ROCKINGHAM -- An anonymous report on Tuesday led Vermont State Police to 55 Overpass Road, where authorities cited eight Bellows Falls Union High School seniors for underage drinking and placed one under arrest.
According to police, troopers from the Rockingham barracks responded to the residence at roughly 1:45 p.m. to investigate the anonymous report received by the Bellows Falls Police Department and found that Kya Coursen, a resident of the home, was hosting a party 14 seniors were attending as a part of "Senior Skip Day." Eight of the people in the home had been consuming alcohol and were given tickets for the violation.
As a result of her involvement in hosting the party, Coursen was arrested and brought to the Rockingham barracks, where she was processed. Coursen was released on a citation to appear in court at a later date to answer to the charge of furnishing to minors; enabling consumption by minors.
Attempts to contact BFUHS Principal Chris Hodsden and Assistant Principal John Broadley were unsuccessful, but Windham Northeast Supervisory Union Superintendent Chris Kibbe said the students’ absences are being dealt with in accordance with school policy.
Capt. Ray Keefe, the commander of Troop D of the Vermont State Police, said it is common practice for the police to respond to underage drinking parties by sending several troopers because youngsters typically run off when they see the police. He said he is happy Tuesday’s case did not end tragically.
"This is the worst time of year (for underage drinking), it’s right before the summer," Keefe said. "We will be looking, we will be listening and we will be getting phone calls, I’m sure."
He told the Reformer parents who host underage drinking parties face the harshest consequences, as they could face criminal charges and be sued in civil court if someone is hurt or killed when driving from a party they hosted.
"I can’t think of a worst thing to do," Keefe said.

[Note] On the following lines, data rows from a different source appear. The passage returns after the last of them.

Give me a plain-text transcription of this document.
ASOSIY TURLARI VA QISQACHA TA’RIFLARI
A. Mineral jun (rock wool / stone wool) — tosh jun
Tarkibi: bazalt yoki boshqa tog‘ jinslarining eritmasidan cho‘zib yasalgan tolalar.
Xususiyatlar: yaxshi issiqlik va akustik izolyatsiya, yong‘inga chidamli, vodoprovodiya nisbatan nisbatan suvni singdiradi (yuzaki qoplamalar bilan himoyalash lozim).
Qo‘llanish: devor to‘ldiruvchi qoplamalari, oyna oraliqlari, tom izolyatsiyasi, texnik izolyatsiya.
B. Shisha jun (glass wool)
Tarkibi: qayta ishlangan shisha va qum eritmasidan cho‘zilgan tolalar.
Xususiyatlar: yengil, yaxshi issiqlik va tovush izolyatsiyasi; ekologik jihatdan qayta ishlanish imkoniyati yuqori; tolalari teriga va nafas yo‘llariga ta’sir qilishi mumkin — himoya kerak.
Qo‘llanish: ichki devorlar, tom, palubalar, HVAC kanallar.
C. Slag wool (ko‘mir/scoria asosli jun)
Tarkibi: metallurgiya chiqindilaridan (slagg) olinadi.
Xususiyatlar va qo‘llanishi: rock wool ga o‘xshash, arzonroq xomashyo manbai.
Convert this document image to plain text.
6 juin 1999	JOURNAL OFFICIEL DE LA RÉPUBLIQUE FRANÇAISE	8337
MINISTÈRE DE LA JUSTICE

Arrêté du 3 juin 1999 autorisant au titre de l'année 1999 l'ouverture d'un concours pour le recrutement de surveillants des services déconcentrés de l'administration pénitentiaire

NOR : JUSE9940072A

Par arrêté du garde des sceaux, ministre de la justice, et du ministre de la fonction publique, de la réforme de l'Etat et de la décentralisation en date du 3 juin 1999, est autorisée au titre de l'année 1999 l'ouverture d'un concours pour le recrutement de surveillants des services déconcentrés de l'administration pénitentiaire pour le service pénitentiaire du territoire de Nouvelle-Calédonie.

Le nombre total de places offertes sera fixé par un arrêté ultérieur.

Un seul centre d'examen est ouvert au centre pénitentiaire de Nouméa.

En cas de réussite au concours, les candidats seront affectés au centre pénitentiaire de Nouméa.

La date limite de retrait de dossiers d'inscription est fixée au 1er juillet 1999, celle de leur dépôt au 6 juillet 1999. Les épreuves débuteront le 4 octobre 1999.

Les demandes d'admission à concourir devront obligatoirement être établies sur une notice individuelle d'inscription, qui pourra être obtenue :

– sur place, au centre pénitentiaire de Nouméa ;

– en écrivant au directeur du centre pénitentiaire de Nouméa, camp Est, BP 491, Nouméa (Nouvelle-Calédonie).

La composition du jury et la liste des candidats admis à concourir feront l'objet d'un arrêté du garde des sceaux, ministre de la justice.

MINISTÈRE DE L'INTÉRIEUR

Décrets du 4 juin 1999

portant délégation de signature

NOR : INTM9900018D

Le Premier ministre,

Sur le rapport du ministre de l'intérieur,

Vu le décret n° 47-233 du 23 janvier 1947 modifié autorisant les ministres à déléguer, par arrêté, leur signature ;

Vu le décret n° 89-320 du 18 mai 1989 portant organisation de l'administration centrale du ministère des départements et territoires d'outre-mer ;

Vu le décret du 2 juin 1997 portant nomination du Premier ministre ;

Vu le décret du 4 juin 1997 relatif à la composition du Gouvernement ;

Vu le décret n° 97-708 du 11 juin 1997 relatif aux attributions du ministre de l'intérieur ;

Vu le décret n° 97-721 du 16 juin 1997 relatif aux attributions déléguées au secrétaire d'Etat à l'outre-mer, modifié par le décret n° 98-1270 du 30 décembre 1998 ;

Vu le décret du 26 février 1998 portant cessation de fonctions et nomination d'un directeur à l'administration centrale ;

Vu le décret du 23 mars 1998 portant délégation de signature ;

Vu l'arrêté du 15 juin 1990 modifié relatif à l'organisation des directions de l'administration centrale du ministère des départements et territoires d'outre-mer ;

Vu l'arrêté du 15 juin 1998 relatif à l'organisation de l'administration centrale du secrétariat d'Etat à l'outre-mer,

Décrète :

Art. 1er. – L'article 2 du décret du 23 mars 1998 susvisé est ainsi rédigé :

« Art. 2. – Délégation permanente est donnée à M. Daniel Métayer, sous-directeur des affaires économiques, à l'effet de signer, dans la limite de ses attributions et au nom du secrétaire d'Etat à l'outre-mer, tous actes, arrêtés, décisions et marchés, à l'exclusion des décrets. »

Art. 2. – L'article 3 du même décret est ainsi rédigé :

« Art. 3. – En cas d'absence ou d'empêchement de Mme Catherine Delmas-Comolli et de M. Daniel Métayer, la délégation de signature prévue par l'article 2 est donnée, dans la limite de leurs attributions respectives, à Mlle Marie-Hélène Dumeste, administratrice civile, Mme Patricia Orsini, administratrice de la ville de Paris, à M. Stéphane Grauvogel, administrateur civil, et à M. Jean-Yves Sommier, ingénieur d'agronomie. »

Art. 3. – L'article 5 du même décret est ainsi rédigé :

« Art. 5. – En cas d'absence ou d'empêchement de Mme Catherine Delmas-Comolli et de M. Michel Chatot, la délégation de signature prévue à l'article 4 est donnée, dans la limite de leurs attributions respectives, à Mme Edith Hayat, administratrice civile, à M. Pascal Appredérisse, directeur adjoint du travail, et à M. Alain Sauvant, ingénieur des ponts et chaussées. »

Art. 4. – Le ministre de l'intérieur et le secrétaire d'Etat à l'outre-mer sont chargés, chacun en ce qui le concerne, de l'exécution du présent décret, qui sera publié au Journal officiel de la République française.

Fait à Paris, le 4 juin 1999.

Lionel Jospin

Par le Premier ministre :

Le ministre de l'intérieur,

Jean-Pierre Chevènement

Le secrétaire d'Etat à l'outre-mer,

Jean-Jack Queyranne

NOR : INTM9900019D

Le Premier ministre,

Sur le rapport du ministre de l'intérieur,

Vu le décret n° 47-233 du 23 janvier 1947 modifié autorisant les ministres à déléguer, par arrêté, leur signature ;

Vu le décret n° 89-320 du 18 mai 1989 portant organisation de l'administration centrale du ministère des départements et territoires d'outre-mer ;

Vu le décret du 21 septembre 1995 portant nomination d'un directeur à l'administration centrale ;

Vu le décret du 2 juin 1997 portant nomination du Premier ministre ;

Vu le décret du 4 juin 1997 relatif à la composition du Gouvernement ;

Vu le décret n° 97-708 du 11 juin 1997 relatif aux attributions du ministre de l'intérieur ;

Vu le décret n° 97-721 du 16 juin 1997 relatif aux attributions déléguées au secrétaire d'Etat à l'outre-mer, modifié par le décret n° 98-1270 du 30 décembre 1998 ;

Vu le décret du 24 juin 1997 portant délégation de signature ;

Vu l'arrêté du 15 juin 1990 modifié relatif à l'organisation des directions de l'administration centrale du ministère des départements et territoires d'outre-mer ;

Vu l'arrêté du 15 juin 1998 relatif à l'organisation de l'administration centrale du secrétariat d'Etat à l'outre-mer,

The springtime is notorious as the season in which teenagers find themselves in trouble with the law, as prom and graduation provide extra peer pressure to engage in bad habits.
Many communities take steps to curb any inappropriate behavior. Hinsdale (N.H.) Middle/High School teamed up with the Hinsdale Police Department to simulate the aftermath of a fatal car crash on May 2, the day before prom. Drew Hazelton, the chief of operations at Rescue Inc., assisted in the "emergency" and told the Reformer he believes a well-done simulation can prevent student from making bad decisions.
"It’s to help demonstrate to the students the seriousness of their choices," he said. "We hope the awareness is enough to deter kids from making bad choices. And there is quite often connections to tragedies that have happened -- hopefully the kids will go home and talk to their parents about what they’ve seen over their lives and make some personal connections that will encourage them to make the right decisions."
Greater Falls Connections, a prevention coalition located in Bellows Falls, said parents play the most important role in preventing bad behavior by teenagers. Chad Simmons, the media coordinator at GFC, said mothers and fathers need to act like parents and "not a bartender." He acknowledged that some uncomfortable conversations may be needed, but it makes a real difference to a young person who is facing peer pressure.
"It’s really about having a level of trust, setting good expectations, communicating the consequences and, also, talking with other parents," he said.
GFC also takes part in a Safe Parties campaign, which encourages substance-free interactions between teenagers. Simmons said it started the weekend of prom (early May) and goes until the end of June. He also said it is important to highlight the long-term health affects of underage drinking; people who start drinking by the age of 15 are five times more likely to develop alcohol dependency than those who wait until they are 21.
"This is the time of their lives where they take risks," he said.
Beth Shrader, the director of the Brattleboro Area Prevention Coalition, said her group does not take part in simulated car crashes, like Hinsdale does, because they are not very effective.
"They’re very short-term. It’s not really a preventive thing. It has no long-term effect," she said frankly. "Once it’s out of their memories, it really has no impact on them."
Instead, BAPC has started some campaigns geared to steering young people in the right direction. Shrader said "Parents Who Host Lose The Most" is aimed at preventing parents from having underage drinking parties at their home and Above the Influence 802 includes pledges students can take to stay sober until they are 21. The BAPC also provides a parent’s guide to graduation, prom and parties that sheds light on the serious issue.
"Parents have the most influence over the kids and whether they engage in any risky behavior," she said.